Research Opportunities

Regardless of whether students are in a BA or BS program in Psychology, there are substantial opportunities for conducting faculty-supervised research as a psychology major:

  • Laboratory.  Students work in a laboratory, also referred to as “basic” or “bench” research, studying topics such as learning, memory and motivation. Yale offers a myriad of research opportunities in diverse areas such as cognition, memory and motivation.
  • Clinical.  Students have access to clinical settings, such as elementary school classrooms or senior citizen centers, in which they can study social interactions or developmental processes.  Clinical research often involves developing, administering and analyzing surveys. In Georgetown’s Psychology Department, students can collect or code data, screen and recruit research participants, and conduct background literature searches.

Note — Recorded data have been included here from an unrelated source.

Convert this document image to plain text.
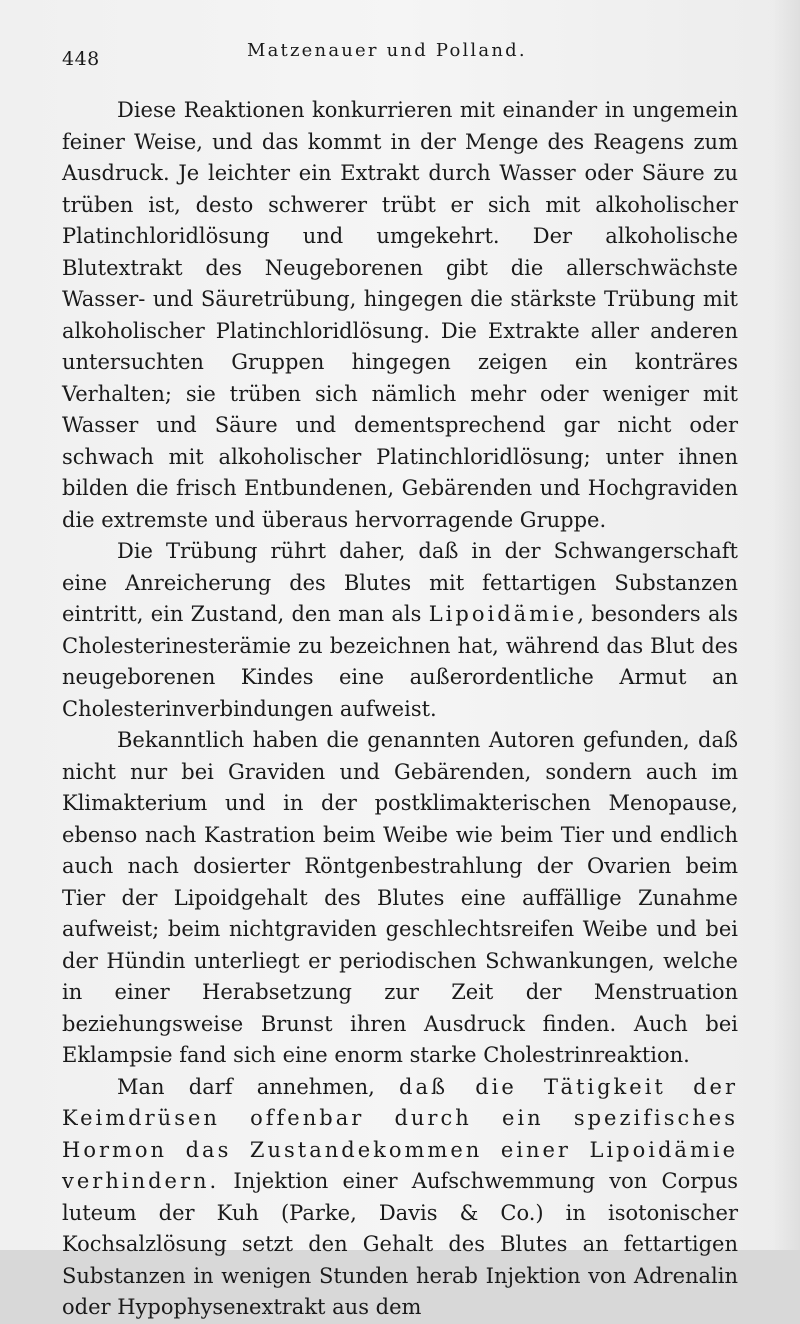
448	Matzenauer und Polland.

Diese Reaktionen konkurrieren mit einander in ungemein feiner Weise, und das kommt in der Menge des Reagens zum Ausdruck. Je leichter ein Extrakt durch Wasser oder Säure zu trüben ist, desto schwerer trübt er sich mit alkoholischer Platinchloridlösung und umgekehrt. Der alkoholische Blutextrakt des Neugeborenen gibt die allerschwächste Wasser- und Säuretrübung, hingegen die stärkste Trübung mit alkoholischer Platinchloridlösung. Die Extrakte aller anderen untersuchten Gruppen hingegen zeigen ein konträres Verhalten; sie trüben sich nämlich mehr oder weniger mit Wasser und Säure und dementsprechend gar nicht oder schwach mit alkoholischer Platinchloridlösung; unter ihnen bilden die frisch Entbundenen, Gebärenden und Hochgraviden die extremste und überaus hervorragende Gruppe.

Die Trübung rührt daher, daß in der Schwangerschaft eine Anreicherung des Blutes mit fettartigen Substanzen eintritt, ein Zustand, den man als Lipoidämie, besonders als Cholesterinesterämie zu bezeichnen hat, während das Blut des neugeborenen Kindes eine außerordentliche Armut an Cholesterinverbindungen aufweist.

Bekanntlich haben die genannten Autoren gefunden, daß nicht nur bei Graviden und Gebärenden, sondern auch im Klimakterium und in der postklimakterischen Menopause, ebenso nach Kastration beim Weibe wie beim Tier und endlich auch nach dosierter Röntgenbestrahlung der Ovarien beim Tier der Lipoidgehalt des Blutes eine auffällige Zunahme aufweist; beim nichtgraviden geschlechtsreifen Weibe und bei der Hündin unterliegt er periodischen Schwankungen, welche in einer Herabsetzung zur Zeit der Menstruation beziehungsweise Brunst ihren Ausdruck finden. Auch bei Eklampsie fand sich eine enorm starke Cholestrinreaktion.

Man darf annehmen, daß die Tätigkeit der Keimdrüsen offenbar durch ein spezifisches Hormon das Zustandekommen einer Lipoidämie verhindern. Injektion einer Aufschwemmung von Corpus luteum der Kuh (Parke, Davis & Co.) in isotonischer Kochsalzlösung setzt den Gehalt des Blutes an fettartigen Substanzen in wenigen Stunden herab Injektion von Adrenalin oder Hypophysenextrakt aus dem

Typically, honors programs require that students participate in research. In addition to research during the academic year at your university, you can pursue summer research or internships at other colleges, such as Middlebury College, or research organizations such as Cold Spring Harbor Laboratory.  The American Psychological Association maintains an excellent list of summer research opportunities.

Careers

When people think of careers connected to the psychology major, they often think of traditional fields including psychological or career counselor, or school psychologist. But there are rapidly-growing opportunities in more specialized interdisciplinary fields, such as forensic psychologist (applies psychological to criminal investigation and law), engineering psychologist (studies how people interact with machines and other technology), sports psychologist (focuses on motivation and performance related to sports), genetics counselor (provides information about genetic disorders to families) and industrial-organizational psychologist (studies workplace behavior).

In choosing a major, it’s important to find a subject you’re passionate about, while also considering your future career path. Luckily, psychology is a broad-based field, with many different practical and career applications; knowledge of people and their motivations can be applied to virtually all careers!  The study of psychology may expose you to many different career paths, and help you identify your interests.